I am always fond of reminding people that our celebrations of Jewish holidays are not about the past. Jews don’t “live in the past” ̶ rather, we continue to be inspired by past values and traditions, which create even brighter, richer, and more fulfilling futures!
There are many moments in Jewish history that are significant, but do not become major holidays. Likewise, our holidays are not merely days of historical relevance. Jewish sages maintain that the holidays featured in our calendar carry within them deep messages that will remain relevant and crucial for all future Jewish generations to learn from.
This is definitely true for Chanukah. While the lighting of the candles, spinning of dreidels, and eating latkes and sufganiyot all make for an enjoyable time of year, there are tremendous lessons (not just calories) that one should gain from experiencing this holiday.
There are many moments in Jewish history that are significant, but do not become major holidays. Likewise, our holidays are not merely days of historical relevance. [They] carry…deep messages that will remain relevant and crucial for all future Jewish generations to learn from.
While Chanukah has many valuable takeaways, one such message is to remember ̶ to quote Coleman Wilde’s only hit song ̶ “It’s what’s inside that counts.” The Jewish revolt of the Maccabees was not a revolt for physical survival, as they were not even under attack. It was a battle of values: Greek culture put a heavy emphasis on physical strength and outer beauty, which they viewed as one’s greatest barometer of value and success (hence the Olympics and the coliseums). In fact, because of the Greek’s profound appreciation for architecture, they never attempted to destroy our Jewish temple. It was a beautiful masterpiece and would be considered a tragedy to destroy. Instead, they “defiled” it: they preserved the external elements, but seeing no value in what happens on the inside, they desecrated every expression of holiness, the epitome of inner shining beauty and strength. Don’t get me wrong, it is not that physical beauty and strength in and of itself is bad; rather it should serve as something which reflects and expresses an even greater beauty and strength in character that emanates from a place deep within.
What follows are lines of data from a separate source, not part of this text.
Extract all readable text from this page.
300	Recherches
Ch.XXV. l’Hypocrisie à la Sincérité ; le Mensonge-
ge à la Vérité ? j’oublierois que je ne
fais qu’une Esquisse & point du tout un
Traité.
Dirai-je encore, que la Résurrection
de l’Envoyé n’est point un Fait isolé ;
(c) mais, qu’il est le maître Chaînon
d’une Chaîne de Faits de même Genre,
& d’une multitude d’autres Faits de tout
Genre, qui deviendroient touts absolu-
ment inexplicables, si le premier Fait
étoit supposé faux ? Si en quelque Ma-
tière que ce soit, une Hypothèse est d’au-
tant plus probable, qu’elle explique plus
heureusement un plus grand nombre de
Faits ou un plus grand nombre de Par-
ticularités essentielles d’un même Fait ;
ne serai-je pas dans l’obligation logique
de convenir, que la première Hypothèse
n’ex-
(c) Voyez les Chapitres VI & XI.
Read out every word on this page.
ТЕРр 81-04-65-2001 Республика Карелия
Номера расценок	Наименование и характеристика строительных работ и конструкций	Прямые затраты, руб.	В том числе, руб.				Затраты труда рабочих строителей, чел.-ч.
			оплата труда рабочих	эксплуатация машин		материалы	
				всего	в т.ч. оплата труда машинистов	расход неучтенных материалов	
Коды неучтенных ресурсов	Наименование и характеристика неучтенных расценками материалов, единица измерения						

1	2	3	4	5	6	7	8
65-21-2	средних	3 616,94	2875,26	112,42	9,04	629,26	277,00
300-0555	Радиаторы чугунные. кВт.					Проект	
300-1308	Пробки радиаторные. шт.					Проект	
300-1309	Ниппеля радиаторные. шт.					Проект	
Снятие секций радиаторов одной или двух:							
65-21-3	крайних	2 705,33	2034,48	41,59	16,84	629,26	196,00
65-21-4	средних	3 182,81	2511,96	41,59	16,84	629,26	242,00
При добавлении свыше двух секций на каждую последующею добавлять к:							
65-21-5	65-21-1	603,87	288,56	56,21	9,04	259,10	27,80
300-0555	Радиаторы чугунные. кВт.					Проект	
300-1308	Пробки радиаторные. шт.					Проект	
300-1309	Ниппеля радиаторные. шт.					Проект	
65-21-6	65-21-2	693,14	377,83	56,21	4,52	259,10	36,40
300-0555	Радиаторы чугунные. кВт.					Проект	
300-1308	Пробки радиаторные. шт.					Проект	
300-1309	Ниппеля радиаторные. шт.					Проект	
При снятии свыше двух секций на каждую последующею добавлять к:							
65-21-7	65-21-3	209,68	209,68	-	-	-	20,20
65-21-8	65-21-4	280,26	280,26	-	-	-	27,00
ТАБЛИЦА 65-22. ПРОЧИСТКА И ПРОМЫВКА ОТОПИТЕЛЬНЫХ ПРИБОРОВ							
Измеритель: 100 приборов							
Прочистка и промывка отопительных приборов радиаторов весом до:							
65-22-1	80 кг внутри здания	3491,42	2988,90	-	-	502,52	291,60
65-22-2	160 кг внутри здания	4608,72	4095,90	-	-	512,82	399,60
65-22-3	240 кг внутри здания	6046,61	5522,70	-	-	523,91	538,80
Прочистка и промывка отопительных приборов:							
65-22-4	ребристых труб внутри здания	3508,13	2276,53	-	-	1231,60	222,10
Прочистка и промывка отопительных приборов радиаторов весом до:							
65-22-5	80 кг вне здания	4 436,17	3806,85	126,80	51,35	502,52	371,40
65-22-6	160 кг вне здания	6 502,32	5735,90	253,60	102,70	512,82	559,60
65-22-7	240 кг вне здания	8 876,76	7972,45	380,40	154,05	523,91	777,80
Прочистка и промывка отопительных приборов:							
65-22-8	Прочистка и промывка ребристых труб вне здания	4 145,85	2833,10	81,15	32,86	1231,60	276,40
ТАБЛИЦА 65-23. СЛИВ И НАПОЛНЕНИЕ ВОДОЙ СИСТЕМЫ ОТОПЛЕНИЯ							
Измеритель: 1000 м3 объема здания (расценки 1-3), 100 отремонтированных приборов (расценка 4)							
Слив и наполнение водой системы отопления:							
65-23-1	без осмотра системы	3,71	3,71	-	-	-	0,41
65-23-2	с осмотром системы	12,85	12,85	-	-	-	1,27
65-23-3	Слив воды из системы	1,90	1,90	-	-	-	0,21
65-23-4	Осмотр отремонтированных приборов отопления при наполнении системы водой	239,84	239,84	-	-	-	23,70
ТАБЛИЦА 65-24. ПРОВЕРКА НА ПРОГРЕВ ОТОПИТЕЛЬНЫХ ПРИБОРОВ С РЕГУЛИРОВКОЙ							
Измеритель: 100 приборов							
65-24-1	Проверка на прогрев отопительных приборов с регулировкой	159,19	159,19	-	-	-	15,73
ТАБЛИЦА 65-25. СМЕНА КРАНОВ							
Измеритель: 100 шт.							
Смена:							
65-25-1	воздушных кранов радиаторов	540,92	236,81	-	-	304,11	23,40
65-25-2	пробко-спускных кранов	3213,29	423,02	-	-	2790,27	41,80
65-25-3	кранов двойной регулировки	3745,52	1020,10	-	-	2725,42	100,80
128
Is this not a struggle that our society faces to this very day? Do we value what a house looks like on the outside, or how it is home to a family and its values which shine and glow from within? Do we emphasize judging people by how they look or what they wear, or by how they act and what they are like? Do we define the strength of a person by how much they can lift, or by the inner determination and self control they demonstrate in aligning their actions with higher values and morals?
It is not that physical beauty and strength in and of itself is bad; rather it should serve as something which reflects and expresses an even greater beauty and strength in character that emanates from a place deep within.
To the one who might protest, saying, “What value is there in the way we saw things thousands of years ago? It is a new world now, and our values should be updated to reflect what is current,” then perhaps I can offer this parable:
A man was coming home from a long business trip and wanted to buy a special present for his wife. He went into a gift shop and saw a nice new figurine for sale. When he inquired about its price, he was told $230 ̶ a little more than he intended to spend. He was about to walk out and try another store when he noticed another figurine that looked a good few years older, and he hoped that this one would be significantly cheaper. When he inquired about the older figurine’s cost… he was shocked to hear that it was $3850! What?! That is crazy! Why so much money for an older, used version of the exact same figurine?
The shopkeeper immediately responded to his customer’s complaint. “Sir, the first one you picked up looks nice, but it is new and I cannot vouch for its durability to stand the test of time, or its resilience to stay intact when it falls. But this one over here is at least 100 years old, and if it is still standing… well, that must mean it has true lasting value!”
Our Jewish history and values have been under attack for centuries… yet somehow always manage to be victorious when considering longevity and in measuring what they produce. The values that we have held dear for thousands of years continue to be a guiding light for us, when raising beautiful families or living lives that inspire goodness. Their constant emanation ̶ albeit sometimes small when compared to the darkness that surrounds – is a testament to their veracity and importance, and enforces the belief that, just like the “few” that overcame the many in Greece, so too can the small light and mitzvoth that we perform illuminate a world that seems to be enveloped in darkness.
May we all share these messages with our families and friends, because sharing wisdom is just like lighting candles: if you light for another, you don’t lose any brightness yourself; you simply share it and grow its glow with others around you to spread even greater light.
Wishing you a wonderful week of Chanukah – and Shine on!